Recruitment of CD16+ monocytes to endothelial cells in response to LPS-treatment and concomitant TNF release is regulated by CX3CR1 and interfered by soluble fractalkine

- CD16+ monocytes are efficiently recruited to endothelial cells (EC) in presence of LPS.
- TNF release is amplified upon CX3CR1-dependet CD16+ monocyte adhesion to EC.
- Fractalkine shed by CD16+ monocytes interferes with CD3CR1-dependent cell adhesion.
- Shedding of fractalkine thereby balances TNF release and CD16+ monocyte recruitment.

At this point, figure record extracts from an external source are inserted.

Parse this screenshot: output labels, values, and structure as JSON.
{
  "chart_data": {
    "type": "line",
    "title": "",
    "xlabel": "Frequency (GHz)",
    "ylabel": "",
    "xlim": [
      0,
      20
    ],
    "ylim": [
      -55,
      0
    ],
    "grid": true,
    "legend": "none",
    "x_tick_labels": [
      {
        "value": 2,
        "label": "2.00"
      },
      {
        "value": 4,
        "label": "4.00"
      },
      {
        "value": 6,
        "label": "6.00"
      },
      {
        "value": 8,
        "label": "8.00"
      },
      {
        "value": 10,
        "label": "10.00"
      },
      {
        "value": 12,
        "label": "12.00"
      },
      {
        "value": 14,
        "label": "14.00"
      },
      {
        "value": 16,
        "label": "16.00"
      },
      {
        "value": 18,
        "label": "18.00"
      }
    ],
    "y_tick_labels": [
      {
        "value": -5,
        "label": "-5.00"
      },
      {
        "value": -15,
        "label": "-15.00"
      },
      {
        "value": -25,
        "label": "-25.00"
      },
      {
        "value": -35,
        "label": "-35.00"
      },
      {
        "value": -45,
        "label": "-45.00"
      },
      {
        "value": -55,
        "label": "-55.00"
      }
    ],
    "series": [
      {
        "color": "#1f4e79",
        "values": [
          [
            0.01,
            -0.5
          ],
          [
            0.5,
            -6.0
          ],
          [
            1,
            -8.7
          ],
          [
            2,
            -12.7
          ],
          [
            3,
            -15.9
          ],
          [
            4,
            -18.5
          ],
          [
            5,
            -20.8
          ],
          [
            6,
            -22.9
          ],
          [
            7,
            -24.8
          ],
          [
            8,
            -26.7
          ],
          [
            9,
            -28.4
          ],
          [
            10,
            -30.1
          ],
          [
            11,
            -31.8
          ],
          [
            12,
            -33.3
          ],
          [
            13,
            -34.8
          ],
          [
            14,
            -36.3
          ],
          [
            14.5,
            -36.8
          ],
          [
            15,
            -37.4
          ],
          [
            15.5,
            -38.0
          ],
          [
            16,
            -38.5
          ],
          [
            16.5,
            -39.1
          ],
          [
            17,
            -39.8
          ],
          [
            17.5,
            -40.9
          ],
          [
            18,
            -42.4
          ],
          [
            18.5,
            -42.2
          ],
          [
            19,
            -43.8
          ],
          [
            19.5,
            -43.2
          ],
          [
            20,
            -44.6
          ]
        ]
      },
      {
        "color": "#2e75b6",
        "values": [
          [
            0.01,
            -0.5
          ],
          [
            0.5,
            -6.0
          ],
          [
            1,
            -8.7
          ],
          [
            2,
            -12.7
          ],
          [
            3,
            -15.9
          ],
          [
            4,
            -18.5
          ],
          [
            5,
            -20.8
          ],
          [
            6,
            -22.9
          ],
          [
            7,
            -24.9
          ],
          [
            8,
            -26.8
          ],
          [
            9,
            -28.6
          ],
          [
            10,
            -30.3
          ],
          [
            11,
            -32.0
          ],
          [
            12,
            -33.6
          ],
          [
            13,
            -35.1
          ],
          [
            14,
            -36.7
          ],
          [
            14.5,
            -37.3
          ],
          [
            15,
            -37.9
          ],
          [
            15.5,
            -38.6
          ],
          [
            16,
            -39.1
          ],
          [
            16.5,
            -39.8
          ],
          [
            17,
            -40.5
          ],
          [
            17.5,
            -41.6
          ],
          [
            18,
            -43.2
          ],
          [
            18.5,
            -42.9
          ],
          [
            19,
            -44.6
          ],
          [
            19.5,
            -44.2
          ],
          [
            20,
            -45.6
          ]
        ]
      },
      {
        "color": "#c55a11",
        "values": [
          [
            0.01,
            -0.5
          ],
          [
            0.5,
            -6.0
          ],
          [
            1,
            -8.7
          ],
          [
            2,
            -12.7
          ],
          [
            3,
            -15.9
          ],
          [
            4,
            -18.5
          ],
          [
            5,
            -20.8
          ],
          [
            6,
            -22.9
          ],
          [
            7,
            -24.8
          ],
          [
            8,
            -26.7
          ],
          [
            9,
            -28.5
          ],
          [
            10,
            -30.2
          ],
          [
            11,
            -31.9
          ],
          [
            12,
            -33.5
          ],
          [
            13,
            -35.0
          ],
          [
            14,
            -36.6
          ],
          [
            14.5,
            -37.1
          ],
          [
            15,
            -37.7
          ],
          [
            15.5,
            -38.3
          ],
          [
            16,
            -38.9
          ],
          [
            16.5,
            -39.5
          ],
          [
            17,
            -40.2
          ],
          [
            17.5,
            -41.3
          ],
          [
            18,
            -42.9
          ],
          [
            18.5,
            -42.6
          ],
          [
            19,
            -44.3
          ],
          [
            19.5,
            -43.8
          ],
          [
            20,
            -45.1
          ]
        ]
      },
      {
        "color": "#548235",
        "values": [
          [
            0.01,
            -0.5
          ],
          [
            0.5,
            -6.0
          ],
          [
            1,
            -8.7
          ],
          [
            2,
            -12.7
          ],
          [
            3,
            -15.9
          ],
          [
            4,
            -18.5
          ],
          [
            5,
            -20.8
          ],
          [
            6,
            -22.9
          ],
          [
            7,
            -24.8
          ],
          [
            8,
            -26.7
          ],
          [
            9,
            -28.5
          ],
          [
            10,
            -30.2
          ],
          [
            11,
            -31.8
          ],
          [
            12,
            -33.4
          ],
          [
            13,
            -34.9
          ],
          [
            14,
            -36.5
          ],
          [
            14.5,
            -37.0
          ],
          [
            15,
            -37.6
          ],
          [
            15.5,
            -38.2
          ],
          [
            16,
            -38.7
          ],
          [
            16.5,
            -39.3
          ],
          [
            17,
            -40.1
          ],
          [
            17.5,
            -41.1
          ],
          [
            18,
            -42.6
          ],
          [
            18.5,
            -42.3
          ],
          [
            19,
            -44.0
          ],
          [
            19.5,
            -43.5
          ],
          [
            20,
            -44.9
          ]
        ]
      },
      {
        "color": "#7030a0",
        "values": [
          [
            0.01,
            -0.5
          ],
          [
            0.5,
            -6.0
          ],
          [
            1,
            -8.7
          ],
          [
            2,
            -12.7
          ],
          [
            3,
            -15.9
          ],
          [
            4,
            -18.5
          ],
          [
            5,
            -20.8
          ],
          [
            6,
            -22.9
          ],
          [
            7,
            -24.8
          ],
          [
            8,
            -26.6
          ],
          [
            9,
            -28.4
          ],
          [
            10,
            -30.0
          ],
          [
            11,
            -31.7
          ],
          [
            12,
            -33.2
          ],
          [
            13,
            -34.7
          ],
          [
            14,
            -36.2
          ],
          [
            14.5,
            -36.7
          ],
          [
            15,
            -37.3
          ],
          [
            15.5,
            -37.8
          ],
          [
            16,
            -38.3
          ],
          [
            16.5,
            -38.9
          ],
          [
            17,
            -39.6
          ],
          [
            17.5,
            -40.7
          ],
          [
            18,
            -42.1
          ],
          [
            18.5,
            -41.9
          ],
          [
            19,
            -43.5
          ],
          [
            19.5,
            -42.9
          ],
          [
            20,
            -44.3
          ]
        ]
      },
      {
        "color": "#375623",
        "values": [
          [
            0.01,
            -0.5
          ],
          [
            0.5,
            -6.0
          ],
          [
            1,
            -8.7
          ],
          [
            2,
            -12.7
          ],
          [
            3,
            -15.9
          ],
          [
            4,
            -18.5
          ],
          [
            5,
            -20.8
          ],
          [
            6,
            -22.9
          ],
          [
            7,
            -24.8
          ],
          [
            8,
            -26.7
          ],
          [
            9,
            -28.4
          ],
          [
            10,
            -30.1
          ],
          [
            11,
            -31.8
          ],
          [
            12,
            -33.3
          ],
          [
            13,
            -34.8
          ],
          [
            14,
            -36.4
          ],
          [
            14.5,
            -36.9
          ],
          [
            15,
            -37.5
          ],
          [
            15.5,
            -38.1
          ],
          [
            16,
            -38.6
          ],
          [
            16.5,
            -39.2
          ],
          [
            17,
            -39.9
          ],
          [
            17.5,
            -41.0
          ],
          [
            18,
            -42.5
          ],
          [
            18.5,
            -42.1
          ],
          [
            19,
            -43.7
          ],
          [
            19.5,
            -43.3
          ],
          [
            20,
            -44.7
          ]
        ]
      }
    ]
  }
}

Fractalkine (FKN, CX3CL1) is a regulator of leukocyte recruitment and adhesion, and controls leukocyte migration on endothelial cells (ECs). We show that FKN triggers different effects in CD16+ and CD16− monocytes, the two major subsets of human monocytes. In the presence of ECs a lipopolysaccharide (LPS)-stimulus led to a significant increase in tumor necrosis factor (TNF)-secretion by CD16+ monocytes, which depends on the interaction of CX3CR1 expressed on CD16+ monocytes with endothelial FKN. Soluble FKN that was efficiently shed from the surface of LPS-activated ECs in response to binding of CD16+ monocytes to ECs, diminished monocyte adhesion in down-regulating CX3CR1 expression on the surface of CD16+ monocytes resulting in decreased TNF-secretion. In this process the TNF-converting enzyme (TACE) acts as a central player regulating FKN-shedding and TNFα-release through CD16+ monocytes interacting with ECs. Thus, the release and local accumulation of sFKN represents a mechanism that limits the inflammatory potential of CD16+ monocytes by impairing their interaction with ECs during the initial phase of an immune response to LPS. This regulatory process represents a potential target for therapeutic approaches to modulate the inflammatory response to bacterial components.